Additionally, one of the key takeaways from the report is the complete lack of coordination with other members of the sector in sharing best practice between organisations (with only 11% doing this), yet a substantial recognition (68%) that digital upskilling would increase their organisational reach. Statistics such as these reinforce a message that is continually repeated about the sector, that charities must work with one another in order to increase their capacity to support their beneficiaries.”
Annie Jarvis, Head of Development
“As the report points out, Covid-19 has meant that charities have had to adapt to ‘remote working, digital fundraising and online delivery,’ This changing landscape, which has seen 66% of charities working remotely, has forced the sector to respond quickly, transform their operations and pick up new skills in a very short space of time.

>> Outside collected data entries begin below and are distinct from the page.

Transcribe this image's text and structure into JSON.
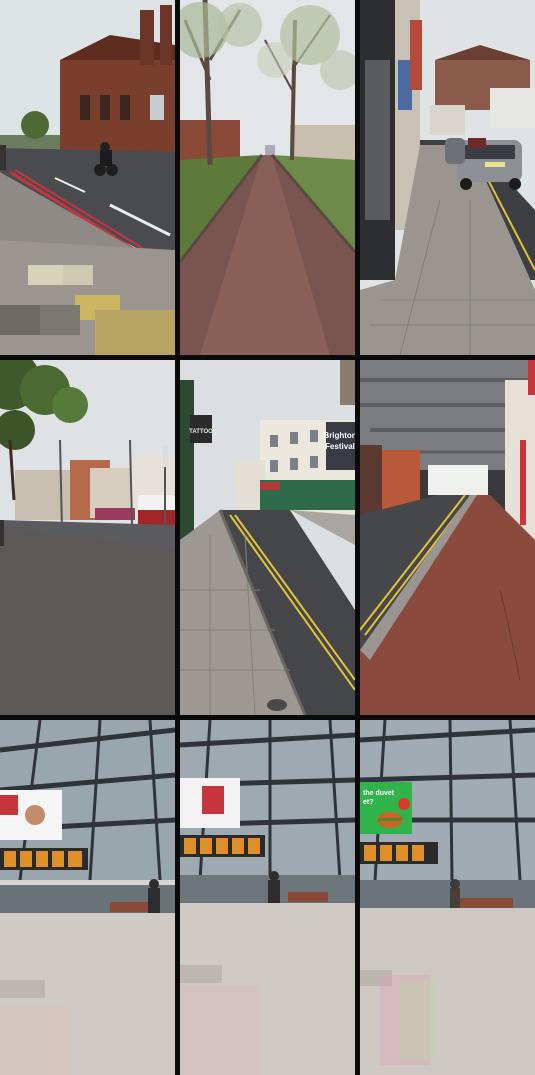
{
  "grid": {
    "rows": 3,
    "cols": 3
  },
  "photos": [
    {
      "scene": "street-church-motorbike"
    },
    {
      "scene": "tree-lined-footpath"
    },
    {
      "scene": "pavement-church-cars"
    },
    {
      "scene": "wide-street-bus"
    },
    {
      "scene": "street-shops-brighton-festival"
    },
    {
      "scene": "railway-bridge-underpass"
    },
    {
      "scene": "station-concourse-screen-a"
    },
    {
      "scene": "station-concourse-screen-b"
    },
    {
      "scene": "station-concourse-screen-burger"
    }
  ],
  "signs": {
    "tattoo": "TATTOO",
    "festival_line1": "Brighton",
    "festival_line2": "Festival",
    "ad_line1": "the duvet",
    "ad_line2": "et?"
  },
  "colors": {
    "sky": "#dfe3e6",
    "road": "#4a4b4f",
    "paving": "#9a958f",
    "brick": "#7a3e2c",
    "foliage": "#5d7a3a",
    "station_floor": "#cfcac4",
    "screen_green": "#2fb34a",
    "yellow_line": "#e0c33a",
    "red_line": "#c8343c"
  }
}
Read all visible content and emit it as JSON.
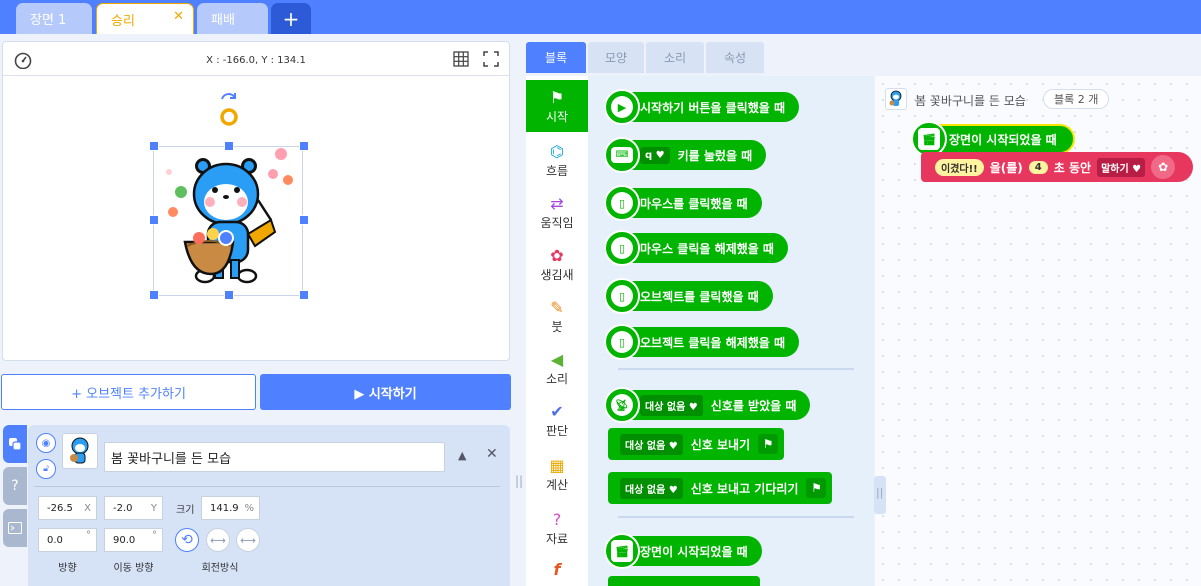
{
  "scene_tabs": {
    "tab1": "장면 1",
    "tab2": "승리",
    "tab3": "패배",
    "add": "+",
    "close": "✕"
  },
  "stage": {
    "coords": "X : -166.0, Y : 134.1"
  },
  "buttons": {
    "add_object": "+ 오브젝트 추가하기",
    "start": "▶ 시작하기"
  },
  "object": {
    "name": "봄 꽃바구니를 든 모습",
    "x": "-26.5",
    "x_unit": "X",
    "y": "-2.0",
    "y_unit": "Y",
    "size_label": "크기",
    "size": "141.9",
    "size_unit": "%",
    "direction": "0.0",
    "direction_unit": "°",
    "direction_label": "방향",
    "move_direction": "90.0",
    "move_direction_unit": "°",
    "move_direction_label": "이동 방향",
    "rotation_label": "회전방식"
  },
  "side_tabs": {
    "help": "?"
  },
  "block_tabs": [
    "블록",
    "모양",
    "소리",
    "속성"
  ],
  "categories": [
    "시작",
    "흐름",
    "움직임",
    "생김새",
    "붓",
    "소리",
    "판단",
    "계산",
    "자료"
  ],
  "palette": {
    "b1": "시작하기 버튼을 클릭했을 때",
    "b2_key": "q",
    "b2": "키를 눌렀을 때",
    "b3": "마우스를 클릭했을 때",
    "b4": "마우스 클릭을 해제했을 때",
    "b5": "오브젝트를 클릭했을 때",
    "b6": "오브젝트 클릭을 해제했을 때",
    "signal_none": "대상 없음",
    "b7": "신호를 받았을 때",
    "b8": "신호 보내기",
    "b9": "신호 보내고 기다리기",
    "b10": "장면이 시작되었을 때"
  },
  "code": {
    "object_name": "봄 꽃바구니를 든 모습",
    "block_count": "블록 2 개",
    "hat": "장면이 시작되었을 때",
    "say_text": "이겼다!!",
    "say_particle": "을(를)",
    "say_seconds": "4",
    "say_unit": "초 동안",
    "say_mode": "말하기"
  },
  "colors": {
    "accent": "#4f80ff",
    "start_block": "#00b400",
    "looks_block": "#e8375f"
  }
}
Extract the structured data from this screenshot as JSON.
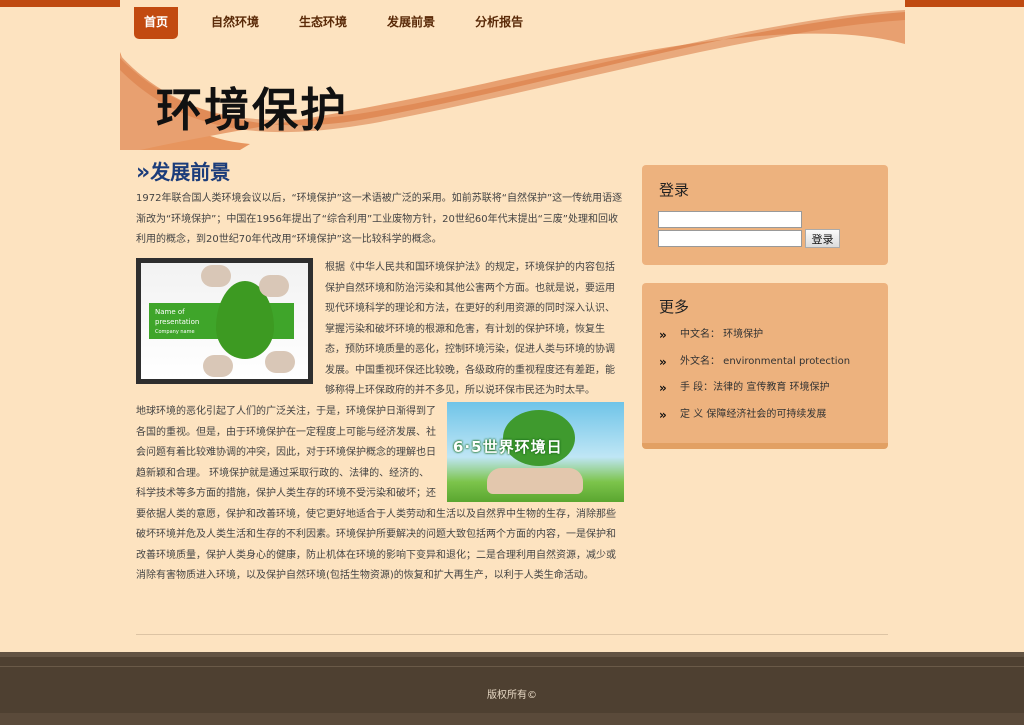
{
  "nav": {
    "items": [
      {
        "label": "首页",
        "active": true
      },
      {
        "label": "自然环境"
      },
      {
        "label": "生态环境"
      },
      {
        "label": "发展前景"
      },
      {
        "label": "分析报告"
      }
    ]
  },
  "header": {
    "logo_text": "环境保护"
  },
  "main": {
    "section_title": "发展前景",
    "paragraph1": "1972年联合国人类环境会议以后，“环境保护”这一术语被广泛的采用。如前苏联将“自然保护”这一传统用语逐渐改为“环境保护”；中国在1956年提出了“综合利用”工业废物方针，20世纪60年代末提出“三废”处理和回收利用的概念，到20世纪70年代改用“环境保护”这一比较科学的概念。",
    "image1": {
      "caption_line1": "Name of",
      "caption_line2": "presentation",
      "caption_line3": "Company name"
    },
    "paragraph2": "根据《中华人民共和国环境保护法》的规定，环境保护的内容包括保护自然环境和防治污染和其他公害两个方面。也就是说，要运用现代环境科学的理论和方法，在更好的利用资源的同时深入认识、掌握污染和破坏环境的根源和危害，有计划的保护环境，恢复生态，预防环境质量的恶化，控制环境污染，促进人类与环境的协调发展。中国重视环保还比较晚，各级政府的重视程度还有差距，能够称得上环保政府的并不多见，所以说环保市民还为时太早。",
    "image2": {
      "caption": "6·5世界环境日"
    },
    "paragraph3": "地球环境的恶化引起了人们的广泛关注，于是，环境保护日渐得到了各国的重视。但是，由于环境保护在一定程度上可能与经济发展、社会问题有着比较难协调的冲突，因此，对于环境保护概念的理解也日趋新颖和合理。 环境保护就是通过采取行政的、法律的、经济的、科学技术等多方面的措施，保护人类生存的环境不受污染和破坏；还要依据人类的意愿，保护和改善环境，使它更好地适合于人类劳动和生活以及自然界中生物的生存，消除那些破坏环境并危及人类生活和生存的不利因素。环境保护所要解决的问题大致包括两个方面的内容，一是保护和改善环境质量，保护人类身心的健康，防止机体在环境的影响下变异和退化；二是合理利用自然资源，减少或消除有害物质进入环境，以及保护自然环境(包括生物资源)的恢复和扩大再生产，以利于人类生命活动。"
  },
  "sidebar": {
    "login": {
      "title": "登录",
      "username_value": "",
      "password_value": "",
      "button_label": "登录"
    },
    "more": {
      "title": "更多",
      "items": [
        {
          "label": "中文名： 环境保护"
        },
        {
          "label": "外文名： environmental protection"
        },
        {
          "label": "手 段：法律的 宣传教育 环境保护"
        },
        {
          "label": "定 义 保障经济社会的可持续发展"
        }
      ]
    }
  },
  "footer": {
    "text": "版权所有©"
  },
  "colors": {
    "accent": "#c24a10",
    "title_blue": "#1b3c7a",
    "sidebar_bg": "#edb27e",
    "footer_bg": "#4e4031"
  }
}
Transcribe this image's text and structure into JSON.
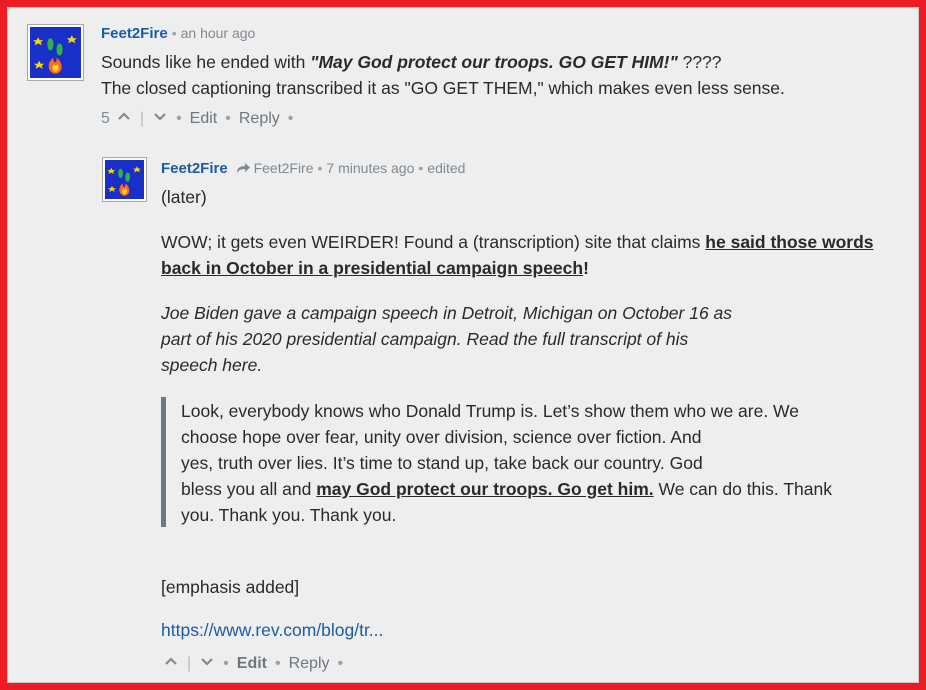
{
  "comment1": {
    "author": "Feet2Fire",
    "time": "an hour ago",
    "line1_prefix": "Sounds like he ended with ",
    "line1_quote": "\"May God protect our troops. GO GET HIM!\"",
    "line1_suffix": " ????",
    "line2": "The closed captioning transcribed it as \"GO GET THEM,\" which makes even less sense.",
    "votes": "5",
    "edit_label": "Edit",
    "reply_label": "Reply"
  },
  "comment2": {
    "author": "Feet2Fire",
    "reply_to": "Feet2Fire",
    "time": "7 minutes ago",
    "edited": "edited",
    "later": "(later)",
    "p1_prefix": "WOW; it gets even WEIRDER! Found a (transcription) site that claims ",
    "p1_link": "he said those words back in October in a presidential campaign speech",
    "p1_suffix": "!",
    "p2_line1": "Joe Biden gave a campaign speech in Detroit, Michigan on October 16 as",
    "p2_line2": "part of his 2020 presidential campaign. Read the full transcript of his",
    "p2_line3": "speech here.",
    "q_line1": "Look, everybody knows who Donald Trump is. Let’s show them who we are. We",
    "q_line2": "choose hope over fear, unity over division, science over fiction. And",
    "q_line3": "yes, truth over lies. It’s time to stand up, take back our country. God",
    "q_line4_prefix": "bless you all and ",
    "q_line4_emph": "may God protect our troops. Go get him.",
    "q_line4_suffix": " We can do this. Thank",
    "q_line5": "you. Thank you. Thank you.",
    "emphasis": "[emphasis added]",
    "url": "https://www.rev.com/blog/tr...",
    "edit_label": "Edit",
    "reply_label": "Reply"
  },
  "colors": {
    "frame_border": "#ed1c24",
    "link": "#1a5da6",
    "background": "#eeeeee"
  },
  "icons": {
    "avatar": "feet-fire-avatar",
    "upvote": "chevron-up-icon",
    "downvote": "chevron-down-icon",
    "reply_arrow": "reply-arrow-icon"
  }
}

Whilst as a sector we have made some progress in adapting to digital, we are still not doing enough. The coronavirus pandemic has shown us just how much we need to adjust to a new way of working and upskill ALL members of staff in digital delivery so we do not fall behind. Yet I can only reiterate the concerns of my colleagues when I see that 27% of charities have cancelled services because of a lack of digital-know-how. For too long, organisations have relied on a few key members of staff to take responsibility for certain areas of operation, yet when we are faced with challenges like furlough or staff sickness we find ourselves suddenly missing those key skills.
We have learnt many lessons from this pandemic, and one of the biggest takeaways should be the need to invest in an organisation-wide approach to digital education.”